For 99% of copies, this is too late on Polymarket's narrow markets. The whale's entry moved the mid 1-2 cents; you pay that 1-2 cents premium relative to where they got in. If their edge was 3c, half of it is already gone by the time you arrive.
Copy bots that work either (a) target slow-moving markets where 30s latency doesn't matter, or (b) use on-chain event subscription to react in sub-second timeframes.
Filters: only follow wallets with verified edge
Three filters before adding any wallet to your copy list.
- 30+ closed trades in the wallet's history. Smaller samples are noise.
- Lifetime win rate > 60%, OR positive expected value per trade based on entry prices. Either condition; both is better.
- Pattern is NOT late-window arb. Check the median seconds-to-resolution at entry; if it's near 0, the wallet is doing tail-yield arb that you can't reproduce.
Most candidate whales fail one of these three. The pool of actually-copyable wallets is small.

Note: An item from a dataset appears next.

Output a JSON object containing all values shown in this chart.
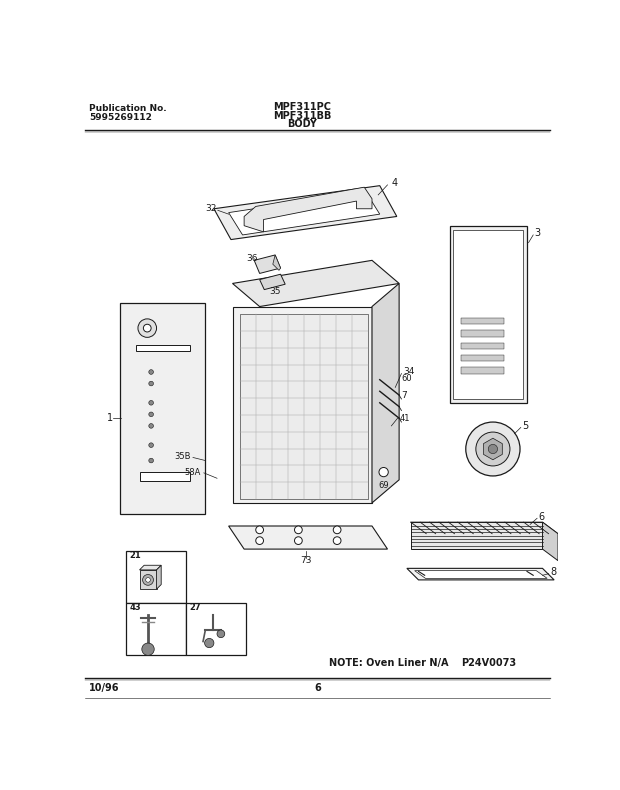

Maintaining the list requires periodic recheck - wallets that were profitable last month may not be this month.
Code: detect whale buy event, place sized copy
Reference: detect a CTF TransferSingle event for a watched whale, fire a sized copy buy.
from web3 import Web3
w3 = Web3(Web3.WebsocketProvider(POLYGON_WSS))
ctf = w3.eth.contract(address=CTF_ADDR, abi=CTF_ABI)

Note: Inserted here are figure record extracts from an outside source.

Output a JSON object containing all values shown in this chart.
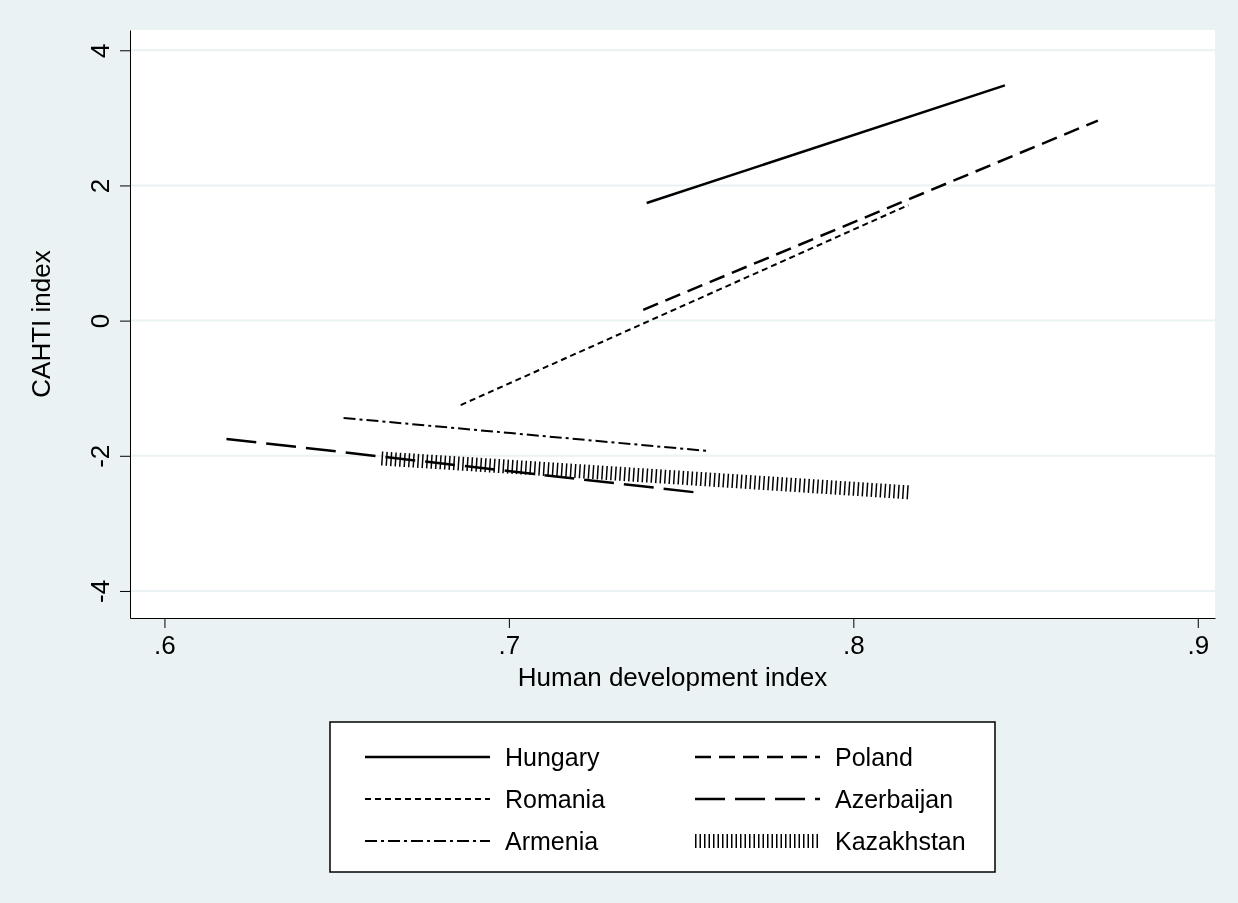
{
  "chart_data": {
    "type": "line",
    "xlabel": "Human development index",
    "ylabel": "CAHTI index",
    "xlim": [
      0.59,
      0.905
    ],
    "ylim": [
      -4.4,
      4.3
    ],
    "xticks": [
      {
        "value": 0.6,
        "label": ".6"
      },
      {
        "value": 0.7,
        "label": ".7"
      },
      {
        "value": 0.8,
        "label": ".8"
      },
      {
        "value": 0.9,
        "label": ".9"
      }
    ],
    "yticks": [
      -4,
      -2,
      0,
      2,
      4
    ],
    "grid": "y",
    "legend": "bottom",
    "marker": "none",
    "series": [
      {
        "name": "Hungary",
        "color": "#000000",
        "line_style": "solid",
        "x": [
          0.74,
          0.844
        ],
        "values": [
          1.74,
          3.48
        ]
      },
      {
        "name": "Poland",
        "color": "#000000",
        "line_style": "dashed",
        "x": [
          0.739,
          0.871
        ],
        "values": [
          0.16,
          2.96
        ]
      },
      {
        "name": "Romania",
        "color": "#000000",
        "line_style": "dotted",
        "x": [
          0.686,
          0.816
        ],
        "values": [
          -1.25,
          1.71
        ]
      },
      {
        "name": "Azerbaijan",
        "color": "#000000",
        "line_style": "longdash",
        "x": [
          0.618,
          0.754
        ],
        "values": [
          -1.75,
          -2.54
        ]
      },
      {
        "name": "Armenia",
        "color": "#000000",
        "line_style": "dashdot",
        "x": [
          0.652,
          0.758
        ],
        "values": [
          -1.44,
          -1.93
        ]
      },
      {
        "name": "Kazakhstan",
        "color": "#000000",
        "line_style": "vticks",
        "x": [
          0.663,
          0.816
        ],
        "values": [
          -2.04,
          -2.54
        ]
      }
    ]
  }
}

WHALES = {"0xabc...": {"fraction": 0.05, "cap": 50}}
def on_transfer(event):
to = event.args["to"].lower()
if to not in WHALES: return
cfg = WHALES[to]
token_id = event.args.id
whale_size = event.args.value / 1e6
copy_size = min(cfg["cap"], whale_size * cfg["fraction"])
if copy_size < 5: return # not worth fees
book = fetch_book(str(token_id))
if book.best_ask:
place_fok(str(token_id), "BUY", book.best_ask + 0.01, copy_size)
# subscribe to ERC-1155 TransferSingle events from CTF
filt = ctf.events.TransferSingle.create_filter(fromBlock="latest")
while True:
for ev in filt.get_new_entries(): on_transfer(ev)
time.sleep(0.5)
Distinguish buy from sell by checking from (zero address = mint = the whale bought) vs to (zero address = burn = sold).